We drove over to the west coast and prepared to set out from Shieldaig (from the old Norse "Sildvik" - Herring Bay). The sky looked quite threatening as we packed our boats, we hoped that the forecast of brighter conditions later was accurate.
We started out heading north west towards the outer loch. Loch Torridon is in three sections, the outer loch which is a wide expanse opening to the Minch, Loch Shieldaig forms part of the middle section and an upper loch which laps the feet of the great Torridon rampart, Liathach.
Shortly after setting out the overcast, drizzly cloud began to break up and allow some warm sunshine to break through. As so often in Scotland, the speed of the change from grey to dazzling colour was startling......
....and we were soon in bright sunlight under blue skies.
The view up the loch to the distant Torridon hills was particularly fine, rows of shapely summits marching into the distance. We landed in a rocky bay to take a leisurely second luncheon and enjoy the sun on our backs.
It was clear that the sunny conditions wouldn't last too long though, and with an approaching cloudbank came a strong southerly wind. This caused us to revise our plans - the strength of the wind within the shelter of the loch suggested that things would be a lot more gusty in open water. Our plan had been to paddle out of the loch and head south to camp in a bay which faced south - this was in anticipation of stronger northerly winds the following day. It was clear that we'd have a slog to the intended bay and that it would be exposed to swell and weather. We rafted up for a quick reassessment.....
Our revised plan was to paddle along the southern shore of the outer loch as far as Rubha na Fearna, (one of two headlands with the same name, less than two kilometres apart, the name means Point of the Alder trees), then to cross the loch with the wind at our backs to the north shore and camp there. The campsite would be exposed to the southerly weather but I knew a place that we could find a sheltered spot - and we'd be in a good position when the wind did swing to the north.

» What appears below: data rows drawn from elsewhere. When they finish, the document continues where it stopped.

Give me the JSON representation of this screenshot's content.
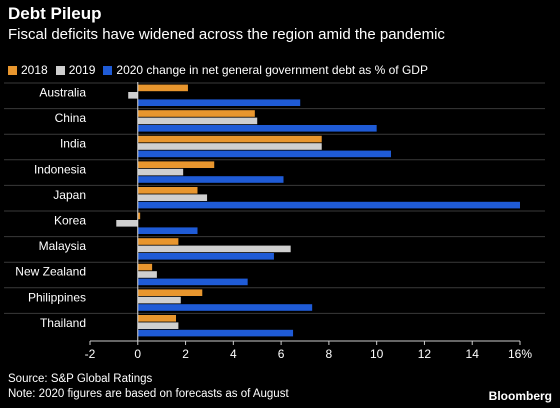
{
  "header": {
    "title": "Debt Pileup",
    "subtitle": "Fiscal deficits have widened across the region amid the pandemic"
  },
  "footer": {
    "source": "Source: S&P Global Ratings",
    "note": "Note: 2020 figures are based on forecasts as of August",
    "brand": "Bloomberg"
  },
  "colors": {
    "s2018": "#e8962e",
    "s2019": "#cfcfcf",
    "s2020": "#1f5bd6",
    "axis": "#cccccc",
    "bg": "#000000"
  },
  "chart_data": {
    "type": "bar",
    "orientation": "horizontal",
    "categories": [
      "Australia",
      "China",
      "India",
      "Indonesia",
      "Japan",
      "Korea",
      "Malaysia",
      "New Zealand",
      "Philippines",
      "Thailand"
    ],
    "series": [
      {
        "name": "2018",
        "values": [
          2.1,
          4.9,
          7.7,
          3.2,
          2.5,
          0.1,
          1.7,
          0.6,
          2.7,
          1.6
        ]
      },
      {
        "name": "2019",
        "values": [
          -0.4,
          5.0,
          7.7,
          1.9,
          2.9,
          -0.9,
          6.4,
          0.8,
          1.8,
          1.7
        ]
      },
      {
        "name": "2020 change in net general government debt as % of GDP",
        "values": [
          6.8,
          10.0,
          10.6,
          6.1,
          16.0,
          2.5,
          5.7,
          4.6,
          7.3,
          6.5
        ]
      }
    ],
    "xlim": [
      -2,
      16
    ],
    "xticks": [
      -2,
      0,
      2,
      4,
      6,
      8,
      10,
      12,
      14,
      16
    ],
    "xtick_labels": [
      "-2",
      "0",
      "2",
      "4",
      "6",
      "8",
      "10",
      "12",
      "14",
      "16%"
    ],
    "grid": false,
    "legend": "top-left"
  }
}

We weren't the only folk to be wild camping on the shore of Loch Torridon that evening; a pair of fishermen had set up their tent on the turf of a sandstone shelf. The site was very sheltered, but you wouldn't want to be prone to sleep-walking here!
In the late afternoon we reached the outermost point of Loch Torridon and turned our bows to the north. A steady breeze at our backs made for good speed as we set out. Away to the west lay the distant silhouette of Skye's Trotternish peninsula. As we moved out into open water the swell and wind increased and all my imaes of the crossing were spoiled by water splashing onto the camera lens - it was good fun though and we made cracking speed towards our camp.